Keine zwei Jahre später ist Hattie verheiratet mit August, der das wenige Geld, das er verdient, lieber in Bars und für Liebschaften ausgibt als für seine stetig wachsende Familie. Hatties Leben ist fortan ein ständiger, zermürbender Kampf gegen das Elend der Armut, und selten kann sie mehr erreichen als das bloße Überleben ihrer Kinder.

Elf Kapitel hat das Buch; jedes schreibt die Zeit fort, beginnend im Jahr 1925 und endend 1980 mit Hatties Enkelin Sala, und jedes ihrer Kinder plus der Enkelin ist eines der zwölf Leben, auf das der deutsche Titel sich bezieht. Das erste Kapitel beginnt mit Hatties erstgeborenen Zwillingen, die sie mit Blick auf ihr neues Leben im Norden euphorisch Philadelphia und Jubilee nennt, und die im ersten frostigen Winter an Lungenentzündung sterben. Dieser Verlust, den sie im Alter von gerade einmal 17 Jahren erleidet, lässt etwas in ihr vereisen und löst gleichzeitig einen immerwährenden Zorn aus, der sie ihr Leben lang nicht verlassen wird. Ihr Ältester Floyd leidet an seiner Homosexualität; Six überlebt knapp schwerste Verbrühungen; die Adoption ihrer Letztgeborenen Ella durch ihre Schwester Pearl wird Hattie nie verwinden; Ruthie ist das Kind von Lawrence, mit dem Hattie vergeblich ihrer Ehe zu entfliehen hofft. Alice und Billups leiden lebenslang an den Folgen sexuellen Missbrauchs; Franklin, haltlos wie August, leidet an drogeninduzierten Halluzinationen, Bell kann ihrer Todessehnsucht nicht widerstehen; Cassie muss in die geschlossene Psychiatrie eingeliefert werden; und mit Cassies Tochter Sala steht Hattie im Alter von 77 Jahren vor derselben Herausforderung wie ganz am Anfang ihres Lebens: „Hier sind wir, seit 60 Jahren aus Georgia fort, (…) eine neue Generation ist geboren, und immer noch gibt es dieselben Verletzungen, denselben Schmerz.“

Mathis´ Figuren erlangen eine Tiefe, die ich selten erlebt habe. Jedes der geschilderten Leben wirft sein Schlaglicht auch auf Hattie und die Geschwister, wodurch eine subtile Kohärenz entsteht.

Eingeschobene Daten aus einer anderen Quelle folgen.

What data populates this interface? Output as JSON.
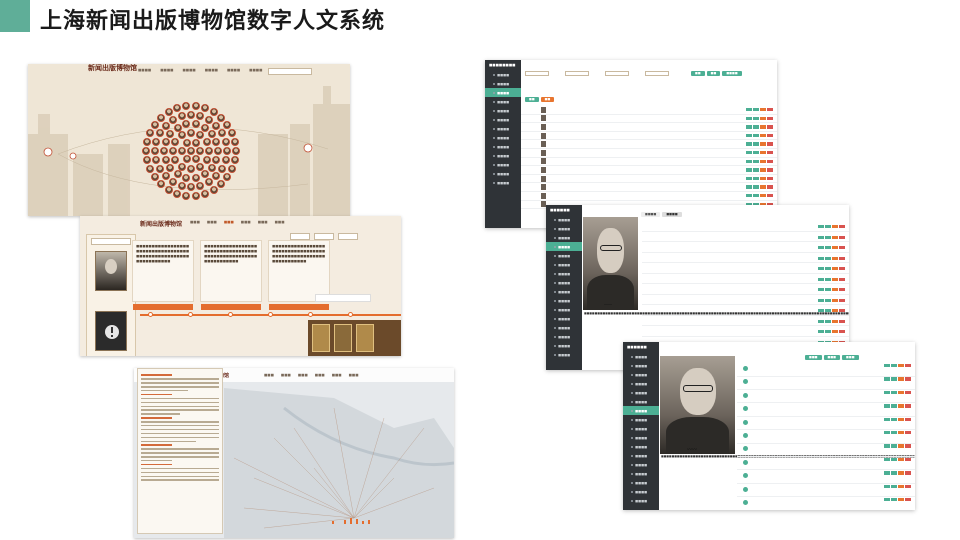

Jedes der Kinder reibt sich an der unbeugsamen Hattie, deren Kraft zwar ausgereicht hat, neun Kinder großzuziehen, nicht aber, um sie zu lieben auf eine Art, die sie hätten spüren können: Ihre Zärtlichkeit ist eine, „die immer auch hart war.“ Aber nicht nur an der mangelnden Liebe ihrer Mutter kranken Hatties Kinder; es ist die Härte der Lebensumstände; die Missachtung der schwarzen Mitbürger durch die Weißen; die allgegenwärtige Ungerechtigkeit und die daraus resultierende Armut.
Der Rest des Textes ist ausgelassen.